You need to check on how much is in stocks and how much is in bonds right now. The (questionable) rule of thumb is that the stock percentage should be 100 minus her age, so a bit more that 20% in stocks for her would be the generic answer. There could very well be compelling reasons to have greatly different allocations but she has a high percentage of stock for no clear reason then that could be the problem.

...It might be better to continue to pay the bank to manage her money? The funds they have her in are not so great. The funds have average to above average fees...

If it has been invested for a long time in the same thing then the money might be mostly capital gains that will be taxed when it is sold. If she moves the money around and generates $400K in capital gains then she could owe $60K in capital gains tax, maybe more next year if the rates go up. It could take a long time to save enough in fees to make paying that $60K now worthwhile. Of course if they are real dogs, then it could be easy to justify paying the taxes. The important thing is that you need to know the tax impact so you can decide if it is worth the tax cost.

I’m not sure how the trust would affect this but an additional factor is that in a regular account if she keeps it and it goes to her estate someday then the capital gains may never be taxed and her kids(or whoever) could sell the stocks without having to pay the capital gains tax.

...I suppose ten funds may be too many.
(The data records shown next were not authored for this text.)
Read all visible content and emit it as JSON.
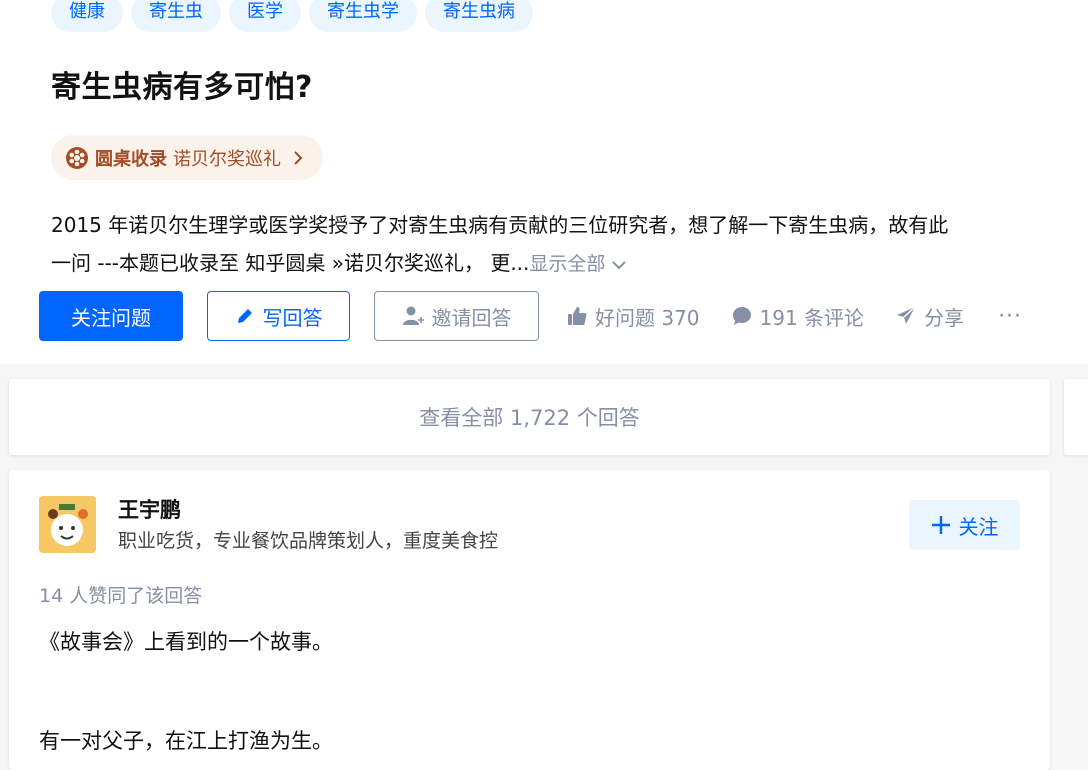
{
  "question": {
    "topics": [
      "健康",
      "寄生虫",
      "医学",
      "寄生虫学",
      "寄生虫病"
    ],
    "title": "寄生虫病有多可怕?",
    "roundtable": {
      "label": "圆桌收录",
      "name": "诺贝尔奖巡礼"
    },
    "description_line1": "2015 年诺贝尔生理学或医学奖授予了对寄生虫病有贡献的三位研究者，想了解一下寄生虫病，故有此",
    "description_line2": "一问 ---本题已收录至 知乎圆桌 »诺贝尔奖巡礼，  更...",
    "show_all": "显示全部"
  },
  "actions": {
    "follow": "关注问题",
    "write": "写回答",
    "invite": "邀请回答",
    "good_question": "好问题 370",
    "comments": "191 条评论",
    "share": "分享",
    "more": "···"
  },
  "view_all": "查看全部 1,722 个回答",
  "answer": {
    "author_name": "王宇鹏",
    "author_bio": "职业吃货，专业餐饮品牌策划人，重度美食控",
    "follow": "关注",
    "votes": "14 人赞同了该回答",
    "paragraphs": [
      "《故事会》上看到的一个故事。",
      "有一对父子，在江上打渔为生。"
    ]
  },
  "colors": {
    "brand": "#0066ff",
    "muted": "#8590a6",
    "roundtable": "#a24d24"
  }
}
I'm not sure what funds to take out. I read that foreign bonds, emerging market funds, commodity and real estate funds were good diversification for today's changing economy....

There isn’t any magic number but for each fund you should be able to write down why your are buying it (not just to make money!) and why it is different than the other investments. The big question is will she be able to handle it in ten years if you are not around. Putting the majority of the money in something like the Vanguard Target Retirment Income Fund would cover a lot of diversification;

For example if she put 80% of the money into that fund, then 10% could be put into two other funds to give a bit more diversification if she wanted and had a good reason select those funds. This would just be three mutual funds and a cash account. It is very likely that if the dividends are put into the cash account then she would rarely need to sell any of the mutual funds. In ten years if you are not around then even if the money was never rebalanced, the asset allocation would likely never get too far out of whack.